2255 Relief for ACCA Sentence Based on Old GA Burglary, NC Drug Charges

US v. Cornette: Cornette was convicted of being a felon in possession of a firearm and sentenced under the provisions of the Armed Career Criminal Act. Among the prior convictions that provided a basis for his ACCA designation was a 1976 conviction in Georgia for burglary and a 1986 North Carolina conviction for possession with intent to deliver a controlled substance. Cornette was sentenced to 220 months. After Johnson, he filed a 2255 motion arguing that those two prior convictions no longer served as ACCA predicates. The district court denied the motion.

On appeal the Fourth Circuit reversed the denial of Cornette’s 2255 motion. To begin, it rejected the Government’s arguments on a pair of procedural issues. First, the court rejected the Government’s argument that Cornette couldn’t prove his ACCA designation came about because of the application of the now-unconstitutional residual clause, restating a holding from a prior case that if there’s any doubt as to whether the residual clause applied the benefit of the doubt went to the defendant.
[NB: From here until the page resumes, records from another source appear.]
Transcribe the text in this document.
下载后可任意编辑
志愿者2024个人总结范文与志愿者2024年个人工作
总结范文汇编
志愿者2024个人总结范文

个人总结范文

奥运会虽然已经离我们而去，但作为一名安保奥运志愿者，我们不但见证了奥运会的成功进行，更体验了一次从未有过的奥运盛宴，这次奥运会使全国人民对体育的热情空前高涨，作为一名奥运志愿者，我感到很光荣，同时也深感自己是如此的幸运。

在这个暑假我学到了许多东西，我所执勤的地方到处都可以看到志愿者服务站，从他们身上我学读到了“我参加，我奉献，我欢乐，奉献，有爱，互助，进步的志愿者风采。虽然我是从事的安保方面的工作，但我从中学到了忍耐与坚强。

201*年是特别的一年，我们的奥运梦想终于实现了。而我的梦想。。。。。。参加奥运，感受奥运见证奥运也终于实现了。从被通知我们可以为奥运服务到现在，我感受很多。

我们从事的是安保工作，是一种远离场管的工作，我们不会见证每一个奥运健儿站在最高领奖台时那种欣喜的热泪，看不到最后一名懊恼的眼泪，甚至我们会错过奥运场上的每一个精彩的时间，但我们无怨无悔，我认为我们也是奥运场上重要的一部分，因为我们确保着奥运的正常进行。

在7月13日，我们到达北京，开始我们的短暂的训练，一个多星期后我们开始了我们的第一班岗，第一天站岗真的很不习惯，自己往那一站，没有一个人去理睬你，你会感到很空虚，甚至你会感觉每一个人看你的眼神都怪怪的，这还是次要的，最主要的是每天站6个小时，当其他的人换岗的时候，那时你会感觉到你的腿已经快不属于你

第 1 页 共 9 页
Second, the court held that the waiver Cornette agreed to as part of his guilty plea did not preclude his 2255 challenge because if he no longer qualified under ACCA the district court lacked the authority to impose a sentence greater than 120 months. Then the court examined each of the two priors and agreed with Cornette that they no longer qualified as ACCA predicates. As to the Georgia burglary, the court held that the statute was not divisible and was broader than the generic definition of burglary (even after Stitt), based largely on the fact that the Georgia Supreme Court didn’t narrow the definition of offense until just after Cornette was convicted. As to the North Carolina drug offense, the court held that under Simmons Cornette was not subject to a potential sentence of greater than 10 years in prison and therefore it could not be an ACCA predicate.

Congrats to the Defender office in WD NC on the win!

No Right to Jury Trial in VA Juvenile and Domestic Relations Court, So Nothing to Waive

US v. Locke: Locke was charged with possession of a firearm after having been convicted of a misdemeanor crime of domestic violence (“MCDV”). There was no dispute that he possessed a gun or that he did so after having been convicted in Virginia of assault and battery against a household member. However, Locke argued that conviction could not count as a MCDV because of a provision that exempted convictions where the defendant had been “entitled to a jury trial” and did not “knowingly and intelligently waive” that right. Locke argued that he made no such waiver. The district court rejected Locke’s argument and he was convicted at trial.

A divided Fourth Circuit affirmed Locke’s conviction. The court explained that in the Virginia Juvenile and Domestic Relations Court (“JDR”) where Locke was prosecuted he did not have a right to a trial by jury. Since there was no such right, there was nothing for Locke to waive and he couldn’t take advantage of the exemption to the MCDV definition. While Locke would have had such a right had he taken an appeal from his conviction to the circuit court, since he did not he never had such a right. The court went on to hold, applying the “presumption of regularity” of guilty pleas that Locke could not demonstrate any infirmity in his state conviction anyway.

Judge Berger (sitting by designation from SDWV) dissented. She argued that Virginia generally provided a right to a jury trial for persons like Locke who were charged with a Class A misdemeanor and that state courts had upheld the JDR system against constitutionally challenges only because the appeal to the circuit court maintained the defendant’s right to trial. Thus, Locke did have a right to a jury trial that he never waived.